Let $\Gamma_1,\Gamma_2 \subseteq WFF.\;$ Prove: $\Gamma_1 \cup \Gamma_2$ is not satisfiable if and only if there exists $\alpha \in WFF$ such that $\Gamma_1 \vdash_{HPC} \alpha$ and $\Gamma_2 \vdash_{HPC} \lnot \alpha$
I succeeded to prove that if there is an $\alpha \in WFF$ such that $\Gamma_1 \vdash \alpha$ and $\Gamma_2 \vdash \lnot \alpha$, then $\Gamma_1 \cup \Gamma_2$ is not satisfiable. I'm having some trouble with the other direction. If either $\Gamma_1$ or $\Gamma_2$ is not satisfiable, then it's pretty easy. But what if both $\Gamma_1$ and $\Gamma_2$ are satisfiable?
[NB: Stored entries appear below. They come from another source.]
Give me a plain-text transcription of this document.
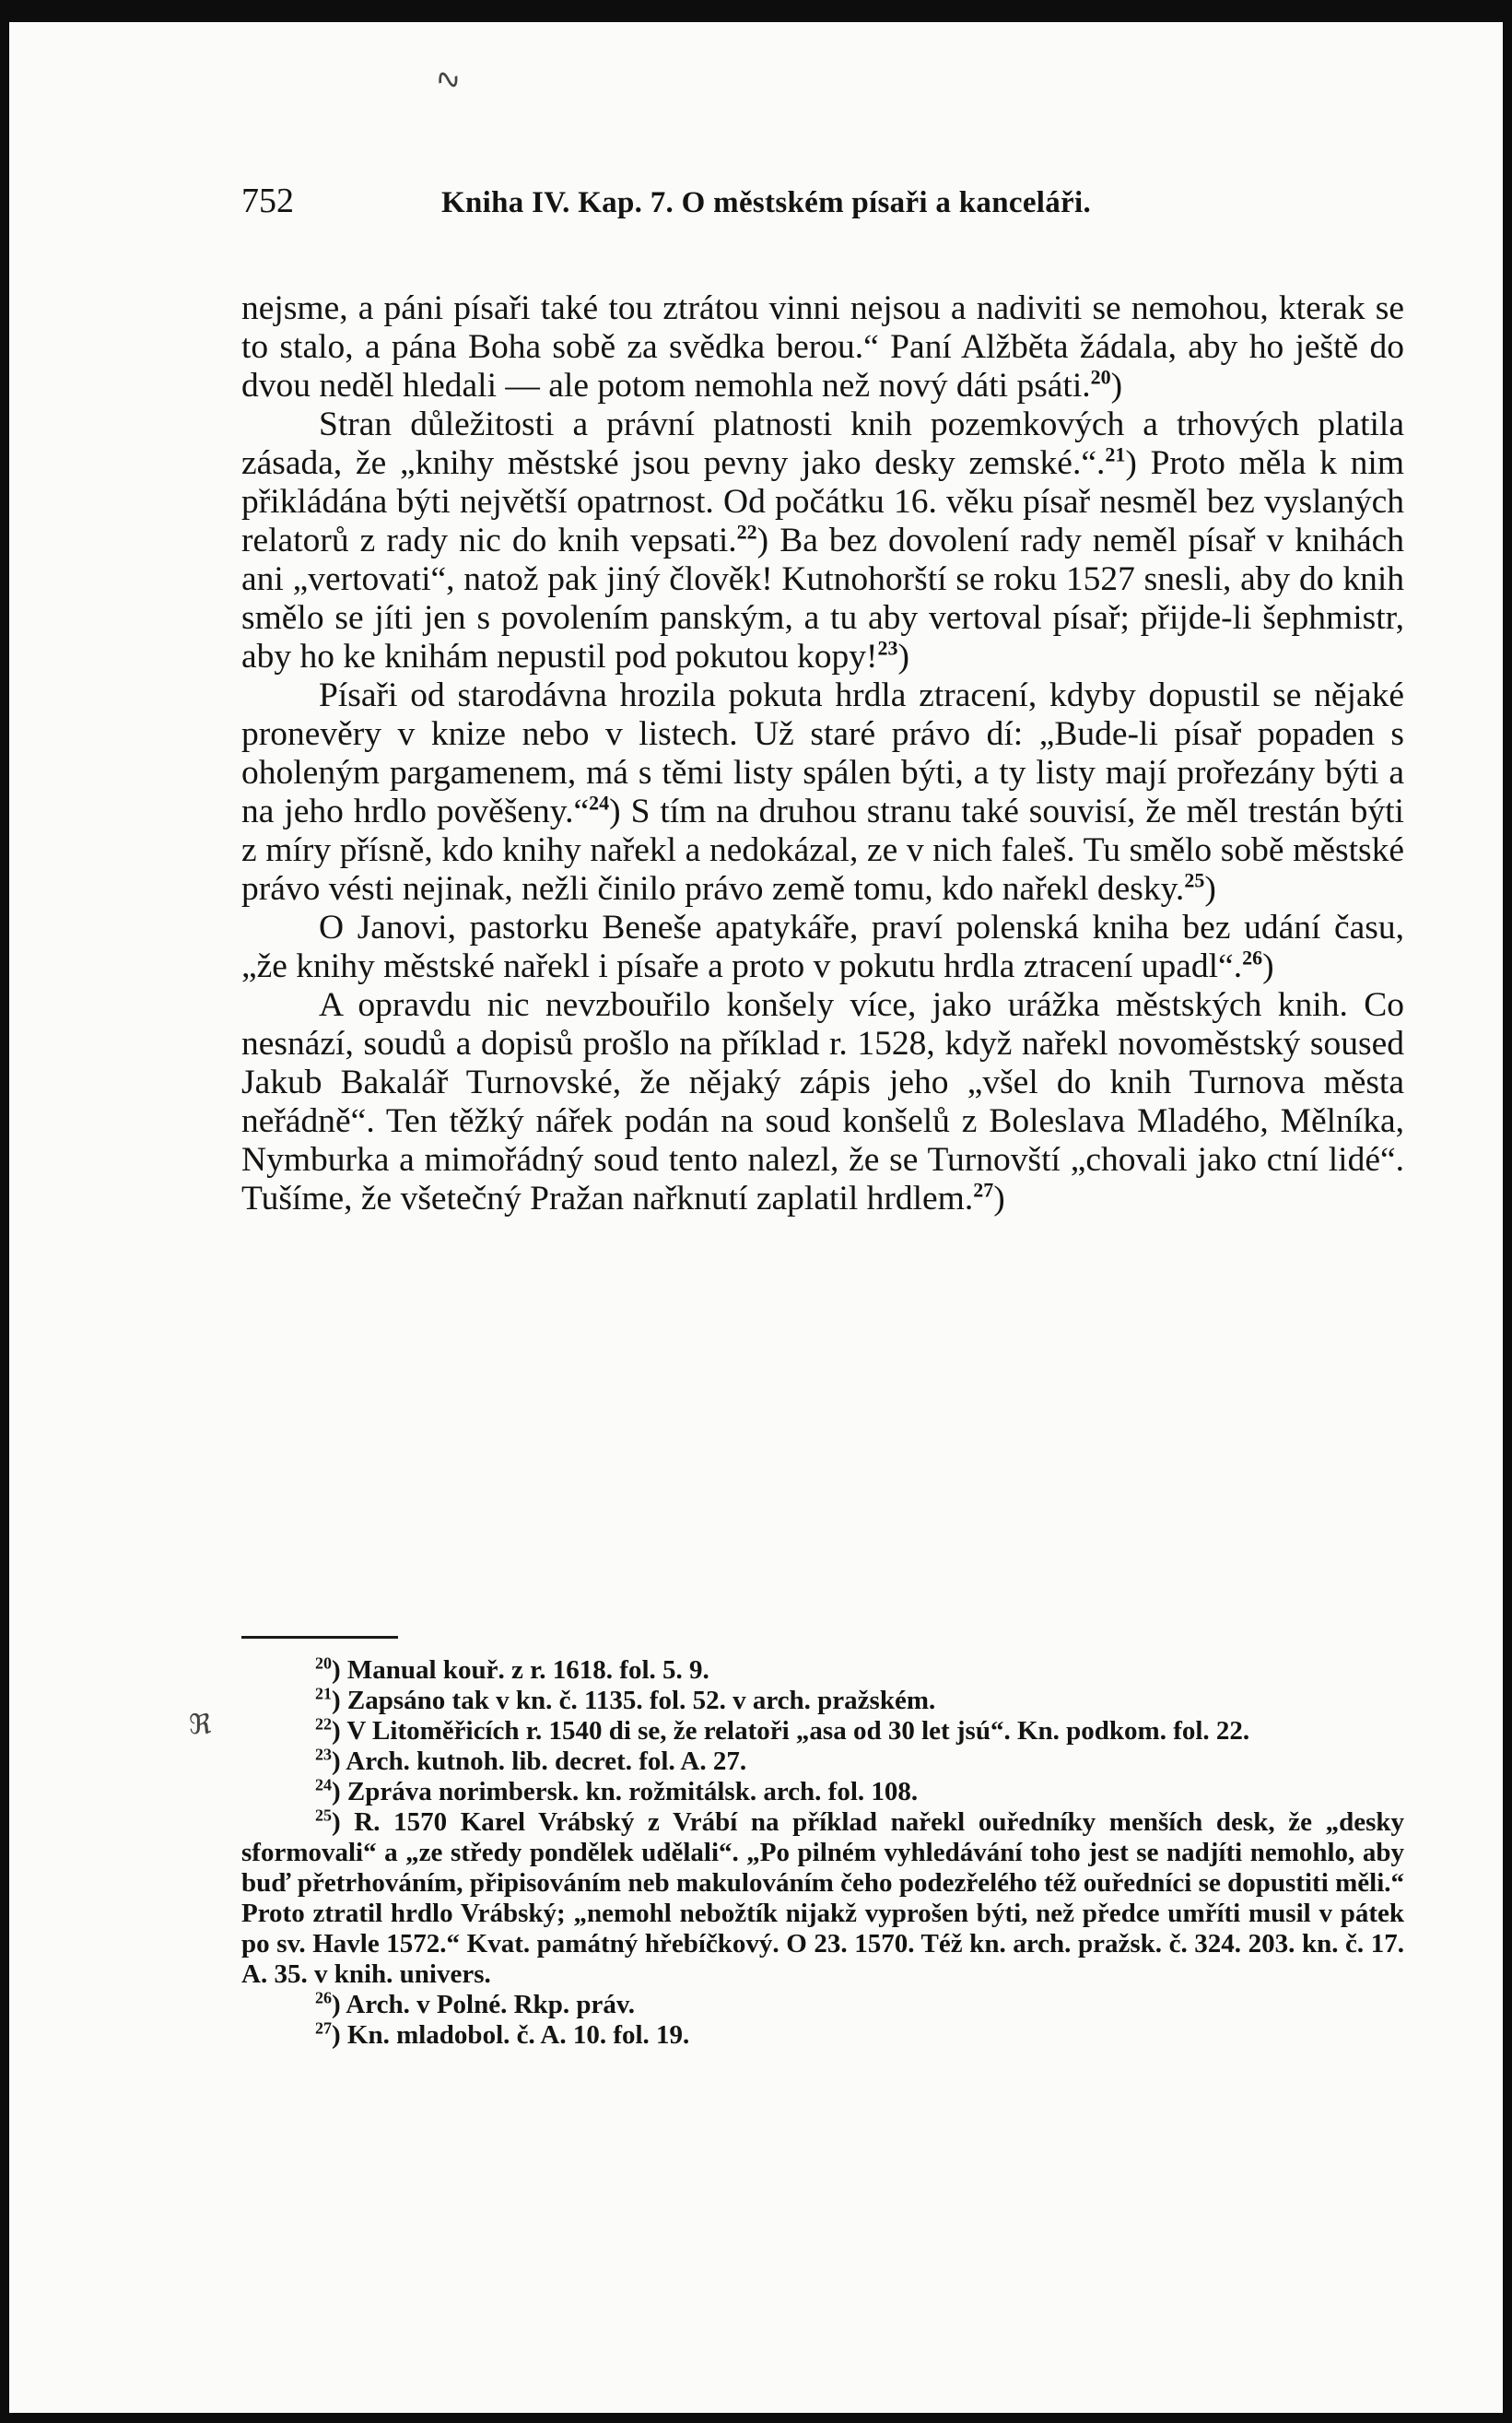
∿
752	Kniha IV. Kap. 7. O městském písaři a kanceláři.

nejsme, a páni písaři také tou ztrátou vinni nejsou a nadiviti se nemohou, kterak se to stalo, a pána Boha sobě za svědka berou.“ Paní Alžběta žádala, aby ho ještě do dvou neděl hledali — ale potom nemohla než nový dáti psáti.$^{20}$)

Stran důležitosti a právní platnosti knih pozemkových a trhových platila zásada, že „knihy městské jsou pevny jako desky zemské.“.$^{21}$) Proto měla k nim přikládána býti největší opatrnost. Od počátku 16. věku písař nesměl bez vyslaných relatorů z rady nic do knih vepsati.$^{22}$) Ba bez dovolení rady neměl písař v knihách ani „vertovati“, natož pak jiný člověk! Kutnohorští se roku 1527 snesli, aby do knih smělo se jíti jen s povolením panským, a tu aby vertoval písař; přijde-li šephmistr, aby ho ke knihám nepustil pod pokutou kopy!$^{23}$)

Písaři od starodávna hrozila pokuta hrdla ztracení, kdyby dopustil se nějaké pronevěry v knize nebo v listech. Už staré právo dí: „Bude-li písař popaden s oholeným pargamenem, má s těmi listy spálen býti, a ty listy mají prořezány býti a na jeho hrdlo pověšeny.“$^{24}$) S tím na druhou stranu také souvisí, že měl trestán býti z míry přísně, kdo knihy nařekl a nedokázal, ze v nich faleš. Tu smělo sobě městské právo vésti nejinak, nežli činilo právo země tomu, kdo nařekl desky.$^{25}$)

O Janovi, pastorku Beneše apatykáře, praví polenská kniha bez udání času, „že knihy městské nařekl i písaře a proto v pokutu hrdla ztracení upadl“.$^{26}$)

A opravdu nic nevzbouřilo konšely více, jako urážka městských knih. Co nesnází, soudů a dopisů prošlo na příklad r. 1528, když nařekl novoměstský soused Jakub Bakalář Turnovské, že nějaký zápis jeho „všel do knih Turnova města neřádně“. Ten těžký nářek podán na soud konšelů z Boleslava Mladého, Mělníka, Nymburka a mimořádný soud tento nalezl, že se Turnovští „chovali jako ctní lidé“. Tušíme, že všetečný Pražan nařknutí zaplatil hrdlem.$^{27}$)

$^{20}$) Manual kouř. z r. 1618. fol. 5. 9.

$^{21}$) Zapsáno tak v kn. č. 1135. fol. 52. v arch. pražském.

$^{22}$) V Litoměřicích r. 1540 di se, že relatoři „asa od 30 let jsú“. Kn. podkom. fol. 22.

$^{23}$) Arch. kutnoh. lib. decret. fol. A. 27.

$^{24}$) Zpráva norimbersk. kn. rožmitálsk. arch. fol. 108.

$^{25}$) R. 1570 Karel Vrábský z Vrábí na příklad nařekl ouředníky menších desk, že „desky sformovali“ a „ze středy pondělek udělali“. „Po pilném vyhledávání toho jest se nadjíti nemohlo, aby buď přetrhováním, připisováním neb makulováním čeho podezřelého též ouředníci se dopustiti měli.“ Proto ztratil hrdlo Vrábský; „nemohl nebožtík nijakž vyprošen býti, než předce umříti musil v pátek po sv. Havle 1572.“ Kvat. památný hřebíčkový. O 23. 1570. Též kn. arch. pražsk. č. 324. 203. kn. č. 17. A. 35. v knih. univers.

$^{26}$) Arch. v Polné. Rkp. práv.

$^{27}$) Kn. mladobol. č. A. 10. fol. 19.

ℜ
If $\Gamma_1 \cup \Gamma_2$ is not satisfiable, but $\Gamma_1$ and $\Gamma_2$ both are, then you could consider the sentence that is the conjunction of all the sentences in $\Gamma_1$ (if $\Gamma_1$ is empty, then just consider any tautology). Let's call this statement $S_1$. Clearly $\Gamma_1 \vdash_{HPC} S_1$. Moreover, if it would be the case that $\Gamma_2 \not \vdash_{HPC} \neg S_1$, then that means that there is a valuation that sets all of the statements in $\Gamma_2$ to True, but $\neg S_1$ to False. But that means that that valuatin sets $S_1$ to True, and hence all sentences in $\Gamma_1$ to True, meaning that this valuatin would set all sentences in $\Gamma_1 \cup \Gamma_2$ to True, meaning that $\Gamma_1 \cup \Gamma_2$ would be satisfiable, whch contradicts the assumption. So, it must be true that $\Gamma_2 \vdash \neg S_1$. And so we have found our $\alpha$, as desired.